As part of this prophetic lesson, Prophet Muhammad (pbuh) emphasized the need for financial independence so that one can be in a position to help others. Charity, primarily in the form of donations, is a responsibility of every believer. This can be monetary donation or other type of material provision, depending upon the need. And for those unable to afford such, the Prophet (pbuh) strongly urged them to find work to earn something with their own hands so that they could help themselves and then others. In other words, tangible donations are among the greatest forms of charity and financial independence is, therefore, a desirable value in Islam.

Yet, for those who truly are not in a position to give material assistance to others, then the Prophet (pbuh) recommended they find some other means to help someone in need. Financial assistance takes precedence but if that is simply not possible, then service to others is a priority.

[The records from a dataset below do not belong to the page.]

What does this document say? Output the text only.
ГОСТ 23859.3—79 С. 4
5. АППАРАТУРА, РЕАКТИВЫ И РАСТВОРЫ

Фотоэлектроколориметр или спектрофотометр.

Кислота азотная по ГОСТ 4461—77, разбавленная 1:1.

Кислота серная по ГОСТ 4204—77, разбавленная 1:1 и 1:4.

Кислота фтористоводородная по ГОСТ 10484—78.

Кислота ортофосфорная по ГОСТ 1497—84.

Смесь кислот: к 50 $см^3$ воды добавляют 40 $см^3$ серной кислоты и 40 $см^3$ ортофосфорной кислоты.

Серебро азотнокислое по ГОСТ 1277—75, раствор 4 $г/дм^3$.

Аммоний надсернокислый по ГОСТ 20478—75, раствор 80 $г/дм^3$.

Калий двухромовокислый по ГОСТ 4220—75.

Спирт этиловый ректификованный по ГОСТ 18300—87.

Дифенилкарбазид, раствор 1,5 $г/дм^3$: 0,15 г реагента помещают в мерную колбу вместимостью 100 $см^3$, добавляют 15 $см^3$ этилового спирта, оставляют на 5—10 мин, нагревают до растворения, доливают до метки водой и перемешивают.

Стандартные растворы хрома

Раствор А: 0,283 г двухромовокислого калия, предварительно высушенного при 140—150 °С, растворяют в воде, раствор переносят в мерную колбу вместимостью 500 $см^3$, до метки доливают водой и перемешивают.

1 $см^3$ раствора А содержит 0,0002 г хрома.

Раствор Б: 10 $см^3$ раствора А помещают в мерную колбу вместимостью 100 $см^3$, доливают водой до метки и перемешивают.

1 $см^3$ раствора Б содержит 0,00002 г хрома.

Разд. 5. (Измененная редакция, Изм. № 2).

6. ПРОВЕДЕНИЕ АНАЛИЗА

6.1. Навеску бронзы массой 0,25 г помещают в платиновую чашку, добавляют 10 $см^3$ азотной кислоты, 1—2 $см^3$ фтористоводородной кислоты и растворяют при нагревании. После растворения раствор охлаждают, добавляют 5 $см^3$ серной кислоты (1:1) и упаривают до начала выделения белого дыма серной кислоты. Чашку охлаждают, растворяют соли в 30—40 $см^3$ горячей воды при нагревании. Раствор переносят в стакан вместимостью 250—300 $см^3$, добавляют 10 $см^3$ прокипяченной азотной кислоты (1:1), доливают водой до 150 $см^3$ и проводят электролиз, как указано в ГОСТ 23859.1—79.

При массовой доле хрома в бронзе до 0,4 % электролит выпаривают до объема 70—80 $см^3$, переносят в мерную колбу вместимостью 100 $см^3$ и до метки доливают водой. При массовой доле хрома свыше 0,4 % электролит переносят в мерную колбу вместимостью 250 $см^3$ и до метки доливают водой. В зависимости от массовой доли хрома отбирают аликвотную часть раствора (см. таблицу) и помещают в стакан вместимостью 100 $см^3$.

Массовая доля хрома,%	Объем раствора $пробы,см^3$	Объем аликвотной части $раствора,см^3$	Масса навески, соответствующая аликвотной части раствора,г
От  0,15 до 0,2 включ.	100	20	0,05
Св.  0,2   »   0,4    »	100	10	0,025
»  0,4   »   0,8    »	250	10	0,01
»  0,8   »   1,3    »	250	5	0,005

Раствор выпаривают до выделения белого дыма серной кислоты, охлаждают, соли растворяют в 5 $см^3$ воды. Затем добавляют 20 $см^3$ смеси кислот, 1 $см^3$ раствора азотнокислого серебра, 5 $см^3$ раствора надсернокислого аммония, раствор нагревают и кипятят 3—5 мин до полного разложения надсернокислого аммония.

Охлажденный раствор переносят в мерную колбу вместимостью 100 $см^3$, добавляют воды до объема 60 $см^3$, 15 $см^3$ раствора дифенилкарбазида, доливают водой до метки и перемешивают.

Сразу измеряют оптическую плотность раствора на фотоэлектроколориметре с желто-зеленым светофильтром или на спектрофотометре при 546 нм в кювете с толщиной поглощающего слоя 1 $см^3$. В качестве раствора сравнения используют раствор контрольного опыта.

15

The principle of charity is so important that no single person is exempt from practicing it, even those who cannot afford it. For those who are neither in the position to give nor in a position to help, then they were urged to at least enjoin something that is good or virtuous. That could entail, for example, teaching someone something beneficial, speaking out for social justice, or promoting some worthy cause. Finally, those not in a position to practice any of these approaches must, at the very least, stay away from wrongdoing of any sort which indirectly protects people from that potential harm.

So charity and public service should involve everyone in a sound and healthy society. There are no exceptions because there are many forms of giving and helping. In our current political atmosphere where public assistance and providing for those in need have been assailed by some in the public discourse, these lessons on charity are very timely. There are, indeed, hopeful signs as the majority has rejected a selfish and self-serving political agenda—as the recent elections have shown. And in the aftermath of Hurricane Sandy, we recognize once again that we live in difficult times; and that the tenuousness of this life is best dealt with by engaging and cooperating with those whose spirit of charitableness is ever ready to provide support and relief to those in need.